“It was just one of those amazing moments where the right people suddenly came together to achieve something amazing,” Ashley said. “It really felt like we were approaching a new frontier.”

The time it took to sequence and diagnose that case was 7 hours and 18 minutes, which, to Ashley’s knowledge, is about twice as fast as the previous record for a genome sequencing-based diagnosis (14 hours) held by the Rady Children’s Institute. Fourteen hours is still an impressively quick turnaround, Ashley said. Stanford scientists plan to offer a sub-10-hour turnaround to patients in intensive care units at Stanford Hospital and Lucile Packard Children’s Hospital Stanford — and, eventually, to other hospitals.

Speeding up

To achieve super-fast sequencing speeds, the researchers needed new hardware. So Ashley contacted colleagues at Oxford Nanopore Technologies who had built a machine composed of 48 sequencing units known as flow cells. The idea was to sequence just one person’s genome using all flow cells simultaneously. The mega-machine approach was a success — almost too much. Genomic data overwhelmed the lab’s computational systems.

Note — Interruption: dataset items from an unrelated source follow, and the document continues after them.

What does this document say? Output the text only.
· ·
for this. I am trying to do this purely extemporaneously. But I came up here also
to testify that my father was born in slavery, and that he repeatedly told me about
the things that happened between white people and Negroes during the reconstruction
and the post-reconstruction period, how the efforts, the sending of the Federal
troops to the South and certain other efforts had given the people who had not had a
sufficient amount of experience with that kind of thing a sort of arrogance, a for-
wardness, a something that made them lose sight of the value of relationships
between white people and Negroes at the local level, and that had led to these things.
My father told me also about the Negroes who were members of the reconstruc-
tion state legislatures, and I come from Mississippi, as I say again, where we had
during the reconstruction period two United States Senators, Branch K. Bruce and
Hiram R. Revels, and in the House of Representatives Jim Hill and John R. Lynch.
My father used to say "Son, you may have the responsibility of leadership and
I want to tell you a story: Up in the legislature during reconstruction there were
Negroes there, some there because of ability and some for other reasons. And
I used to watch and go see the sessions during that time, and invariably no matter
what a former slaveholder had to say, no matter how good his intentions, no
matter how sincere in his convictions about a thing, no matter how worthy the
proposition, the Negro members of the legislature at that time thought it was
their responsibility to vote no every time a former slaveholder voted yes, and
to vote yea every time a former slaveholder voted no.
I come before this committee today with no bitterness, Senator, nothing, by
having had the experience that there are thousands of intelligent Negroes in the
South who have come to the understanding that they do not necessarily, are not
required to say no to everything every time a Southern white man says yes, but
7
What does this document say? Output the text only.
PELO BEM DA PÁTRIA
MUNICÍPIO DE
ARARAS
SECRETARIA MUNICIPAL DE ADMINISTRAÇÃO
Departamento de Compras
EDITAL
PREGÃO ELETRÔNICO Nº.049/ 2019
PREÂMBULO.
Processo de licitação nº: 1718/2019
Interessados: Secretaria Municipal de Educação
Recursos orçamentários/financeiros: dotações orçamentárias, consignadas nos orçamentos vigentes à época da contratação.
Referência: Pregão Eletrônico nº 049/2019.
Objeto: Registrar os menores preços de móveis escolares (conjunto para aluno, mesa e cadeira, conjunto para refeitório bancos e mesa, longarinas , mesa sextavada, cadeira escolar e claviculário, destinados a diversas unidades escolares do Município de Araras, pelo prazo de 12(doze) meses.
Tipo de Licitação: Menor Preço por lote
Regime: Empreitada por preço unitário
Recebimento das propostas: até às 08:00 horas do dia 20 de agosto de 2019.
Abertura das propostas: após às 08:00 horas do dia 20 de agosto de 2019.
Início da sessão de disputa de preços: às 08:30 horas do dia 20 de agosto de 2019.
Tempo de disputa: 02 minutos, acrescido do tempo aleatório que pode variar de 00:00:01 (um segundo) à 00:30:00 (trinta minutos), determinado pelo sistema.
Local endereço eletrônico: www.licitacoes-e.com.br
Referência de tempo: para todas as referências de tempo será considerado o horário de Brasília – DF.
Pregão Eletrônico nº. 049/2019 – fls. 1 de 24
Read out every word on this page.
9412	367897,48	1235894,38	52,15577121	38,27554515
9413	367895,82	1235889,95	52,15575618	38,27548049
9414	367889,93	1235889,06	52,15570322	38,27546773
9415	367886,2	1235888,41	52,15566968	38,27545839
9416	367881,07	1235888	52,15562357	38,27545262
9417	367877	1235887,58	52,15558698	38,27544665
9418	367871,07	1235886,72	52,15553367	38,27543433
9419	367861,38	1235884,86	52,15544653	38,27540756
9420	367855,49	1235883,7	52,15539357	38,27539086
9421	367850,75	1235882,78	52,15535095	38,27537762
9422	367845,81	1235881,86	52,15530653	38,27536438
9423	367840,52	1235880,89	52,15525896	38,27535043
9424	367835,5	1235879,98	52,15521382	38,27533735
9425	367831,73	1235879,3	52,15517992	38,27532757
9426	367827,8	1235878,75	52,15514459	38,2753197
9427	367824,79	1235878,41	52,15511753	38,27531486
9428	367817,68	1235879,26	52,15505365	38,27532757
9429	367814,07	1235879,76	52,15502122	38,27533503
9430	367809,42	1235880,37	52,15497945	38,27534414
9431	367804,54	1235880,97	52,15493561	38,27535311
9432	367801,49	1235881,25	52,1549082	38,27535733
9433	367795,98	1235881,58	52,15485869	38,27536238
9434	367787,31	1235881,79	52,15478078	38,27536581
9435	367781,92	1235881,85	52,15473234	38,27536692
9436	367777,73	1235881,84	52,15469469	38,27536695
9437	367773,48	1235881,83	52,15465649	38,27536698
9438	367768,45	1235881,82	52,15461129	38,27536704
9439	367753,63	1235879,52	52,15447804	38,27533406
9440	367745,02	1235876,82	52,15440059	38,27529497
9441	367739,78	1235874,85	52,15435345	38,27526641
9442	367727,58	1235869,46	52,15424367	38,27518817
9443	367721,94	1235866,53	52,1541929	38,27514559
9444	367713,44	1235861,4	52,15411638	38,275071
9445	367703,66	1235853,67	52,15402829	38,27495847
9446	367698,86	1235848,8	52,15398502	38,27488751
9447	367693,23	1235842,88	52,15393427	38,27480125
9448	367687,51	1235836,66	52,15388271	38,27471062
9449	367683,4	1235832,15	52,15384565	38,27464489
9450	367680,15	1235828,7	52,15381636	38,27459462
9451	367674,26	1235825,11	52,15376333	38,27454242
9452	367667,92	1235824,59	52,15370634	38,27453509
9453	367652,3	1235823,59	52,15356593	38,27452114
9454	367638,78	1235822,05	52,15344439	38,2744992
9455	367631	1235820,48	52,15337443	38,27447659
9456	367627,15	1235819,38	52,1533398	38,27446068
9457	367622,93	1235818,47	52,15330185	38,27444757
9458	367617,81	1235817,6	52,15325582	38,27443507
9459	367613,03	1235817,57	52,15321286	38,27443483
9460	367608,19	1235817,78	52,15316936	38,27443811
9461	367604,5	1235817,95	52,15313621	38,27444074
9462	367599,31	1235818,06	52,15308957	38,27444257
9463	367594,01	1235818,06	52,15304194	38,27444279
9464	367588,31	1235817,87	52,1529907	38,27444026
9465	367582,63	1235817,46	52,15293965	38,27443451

“We weren’t able to process the data fast enough,” Ashley said. “We had to completely rethink and revamp our data pipelines and storage systems.” Graduate student Sneha Goenka found a way to funnel the data straight to a cloud-based storage system where computational power could be amplified enough to sift through the data in real time. Algorithms then independently scanned the incoming genetic code for errors that might cause disease, and, in the final step, the scientists conducted a comparison of the patient’s gene variants against publicly documented variants known to cause disease.

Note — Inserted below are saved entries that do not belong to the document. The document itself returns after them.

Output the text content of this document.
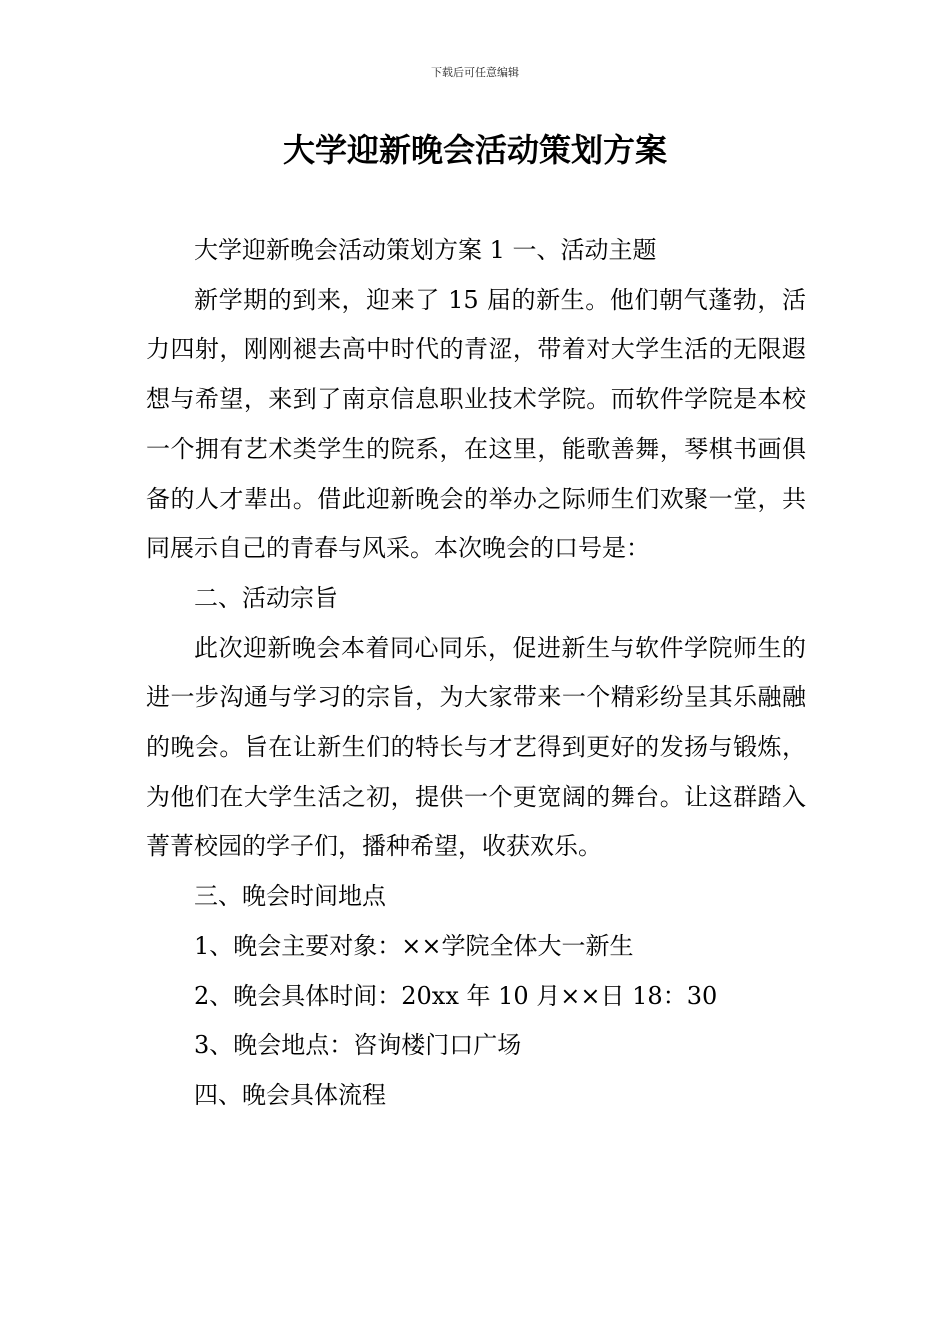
下载后可任意编辑
大学迎新晚会活动策划方案

大学迎新晚会活动策划方案 1 一、活动主题

新学期的到来，迎来了 15 届的新生。他们朝气蓬勃，活力四射，刚刚褪去高中时代的青涩，带着对大学生活的无限遐想与希望，来到了南京信息职业技术学院。而软件学院是本校一个拥有艺术类学生的院系，在这里，能歌善舞，琴棋书画俱备的人才辈出。借此迎新晚会的举办之际师生们欢聚一堂，共同展示自己的青春与风采。本次晚会的口号是：

二、活动宗旨

此次迎新晚会本着同心同乐，促进新生与软件学院师生的进一步沟通与学习的宗旨，为大家带来一个精彩纷呈其乐融融的晚会。旨在让新生们的特长与才艺得到更好的发扬与锻炼，为他们在大学生活之初，提供一个更宽阔的舞台。让这群踏入菁菁校园的学子们，播种希望，收获欢乐。

三、晚会时间地点

1、晚会主要对象：××学院全体大一新生

2、晚会具体时间：20xx 年 10 月××日 18：30

3、晚会地点：咨询楼门口广场

四、晚会具体流程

From start to finish, the team sought to hasten every aspect of sequencing a patient’s genome. Researchers literally ran samples by foot to the lab, new machines were rigged to support simultaneous genome sequencing, and computing power was escalated to efficiently crunch massive datasets. Now, the team is optimizing its system to reduce the time even further. “I think we can halve it again,” Ashley said. “If we’re able to do that, we’re talking about being able to get an answer before the end of a hospital ward round. That’s a dramatic jump.”

Long-read sequencing

Perhaps the most important feature of the diagnostic approach’s ability to quickly spot suspicious fragments of DNA is its use of something called long-read sequencing. Traditional genome-sequencing techniques chop the genome into small bits, spell out the exact order of the DNA base pairs in each chunk, then piece the whole thing back together using a standard human genome as a reference. But that approach doesn’t always capture the entirety of our genome, and the information it provides can sometimes omit variations in genes that point to a diagnosis. Long-read sequencing preserves long stretches of DNA composed of tens of thousands of base pairs, providing similar accuracy and more detail for scientists scouring the sequence for errors.

“Mutations that occur over a large chunk of the genome are easier to detect using long-read sequencing. There are variants that would be almost impossible to detect without some kind of long-read approach,” Ashley said. It’s also much faster: “That was one of the big reasons we went for this approach.”

Only recently have companies and researchers honed the accuracy of the long-read approach enough to rely on it for diagnostics. That and a drop from its once-hefty price tag created an opportunity for Ashley’s team. To his knowledge, this study is the first to demonstrate the feasibility of this type of long-read sequencing as a staple of diagnostic medicine.

During the study, Ashley’s team offered the accelerated genome sequencing technique to undiagnosed patients in Stanford hospitals’ intensive care units. They provided established standard of care testing to the study patients along with the experimental rapid gene sequencing, with which they sought answers to two important questions: Are genetics to blame for the patient’s ailment? If so, what specific DNA errors are stirring up trouble?